「芦屋道満大内鑑(アシヤドウマンオオウチカガミ)葛の葉(クズノハ)」(女房葛の葉・葛の葉姫 中村七之助)
安部保名に一命を助けられた白狐は、保名の許嫁の葛の葉姫に化け、保名と所帯をもち、一子をもうける。(この子が、晴明。)しかし本物の葛の葉姫が現れたことにより、子を保名に托し、狐の葛の葉は去る。障子に「恋しくば尋ねきてみよ和泉なる信田の森の恨み葛の葉」という別れの歌を残す。悲しい話。子を両手に抱き、口に筆をくわえ、歌を書く葛の葉があわれ。畜生のためか、左手に筆を持って書いたときは、裏文字。
狂言「末広がり」(太郎冠者 中村勘九郎、万商人 中村国生、分限者宝斉 片岡亀蔵)
祝言を挙げる娘福子のお祝いに、分限者宝斉より末広がり(扇子)を買い求めるよう命じられた太郎冠者。ところが、末広がりが何か分からない。都へ赴いた太郎冠者は、万(ヨロズ)商人の口車に乗せられ、末広がりの代わりに傘を、売りつけられてしまう。さらに福子へのお土産として毬を買う。傘と毬を持ち帰った太郎冠者が、主人宝斉を説得する様子が、面白い。踊りが楽しい。
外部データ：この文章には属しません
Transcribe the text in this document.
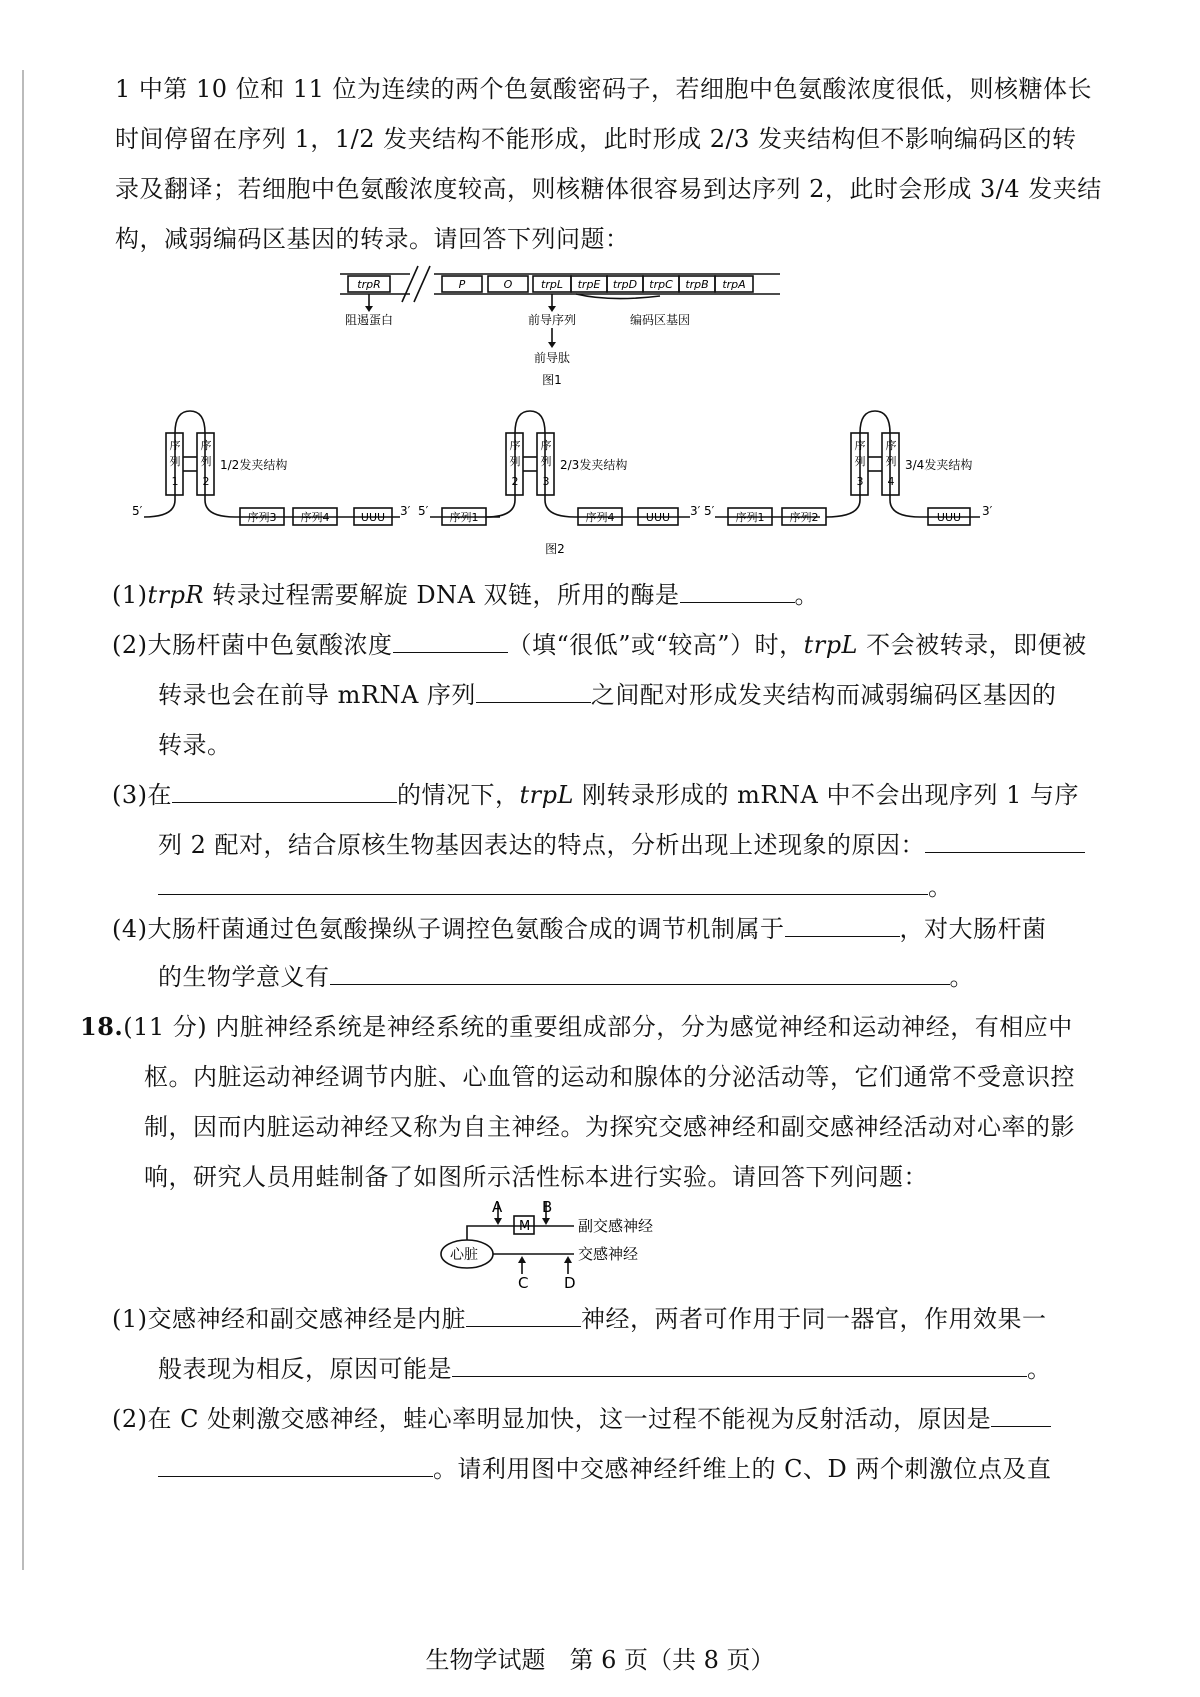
1 中第 10 位和 11 位为连续的两个色氨酸密码子，若细胞中色氨酸浓度很低，则核糖体长
时间停留在序列 1，1/2 发夹结构不能形成，此时形成 2/3 发夹结构但不影响编码区的转
录及翻译；若细胞中色氨酸浓度较高，则核糖体很容易到达序列 2，此时会形成 3/4 发夹结
构，减弱编码区基因的转录。请回答下列问题：
trpR	P	O	trpL trpE trpD trpC trpB trpA
阻遏蛋白	前导序列	编码区基因
前导肽
图1
序
列
1
序
列
2
序
列
2
序
列
3
序
列
3
序
列
4
1/2发夹结构	2/3发夹结构	3/4发夹结构
5′	3′ 5′	3′ 5′	3′
序列3 序列4	UUU	序列1	序列4	UUU	序列1 序列2	UUU
图2
(1)trpR 转录过程需要解旋 DNA 双链，所用的酶是	。
(2)大肠杆菌中色氨酸浓度	（填“很低”或“较高”）时，trpL 不会被转录，即便被
转录也会在前导 mRNA 序列	之间配对形成发夹结构而减弱编码区基因的
转录。
(3)在	的情况下，trpL 刚转录形成的 mRNA 中不会出现序列 1 与序
列 2 配对，结合原核生物基因表达的特点，分析出现上述现象的原因：
。
(4)大肠杆菌通过色氨酸操纵子调控色氨酸合成的调节机制属于	，对大肠杆菌
的生物学意义有	。
18.(11 分) 内脏神经系统是神经系统的重要组成部分，分为感觉神经和运动神经，有相应中
枢。内脏运动神经调节内脏、心血管的运动和腺体的分泌活动等，它们通常不受意识控
制，因而内脏运动神经又称为自主神经。为探究交感神经和副交感神经活动对心率的影
响，研究人员用蛙制备了如图所示活性标本进行实验。请回答下列问题：
A	B
C D
M
心脏
副交感神经
交感神经
(1)交感神经和副交感神经是内脏	神经，两者可作用于同一器官，作用效果一
般表现为相反，原因可能是	。
(2)在 C 处刺激交感神经，蛙心率明显加快，这一过程不能视为反射活动，原因是
。请利用图中交感神经纤维上的 C、D 两个刺激位点及直
生物学试题　第 6 页（共 8 页）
近松門左衛門作「女殺油地獄(オンナゴロシアブラノジゴク)」(河内屋与兵衛 尾上菊之助、お吉 中村七之助)
大店河内屋の息子与兵衛は、放蕩三昧で借金に追われる。今日も喧嘩のはずみで、侍に無礼を働く。そして与兵衛は、継父の徳兵衛や妹おかちにも、手をあげる。見かねた母おさわが、与兵衛を勘当し追い出す。その晩、借金の返済に困った与兵衛は、同業の油屋の女房お吉を頼ろうと、店を訪れる。どんなに頭を下げても金を貸さないお吉を、与兵衛が殺し金を奪う。刹那的に生きるチンピラ風青年の自己中心的殺人。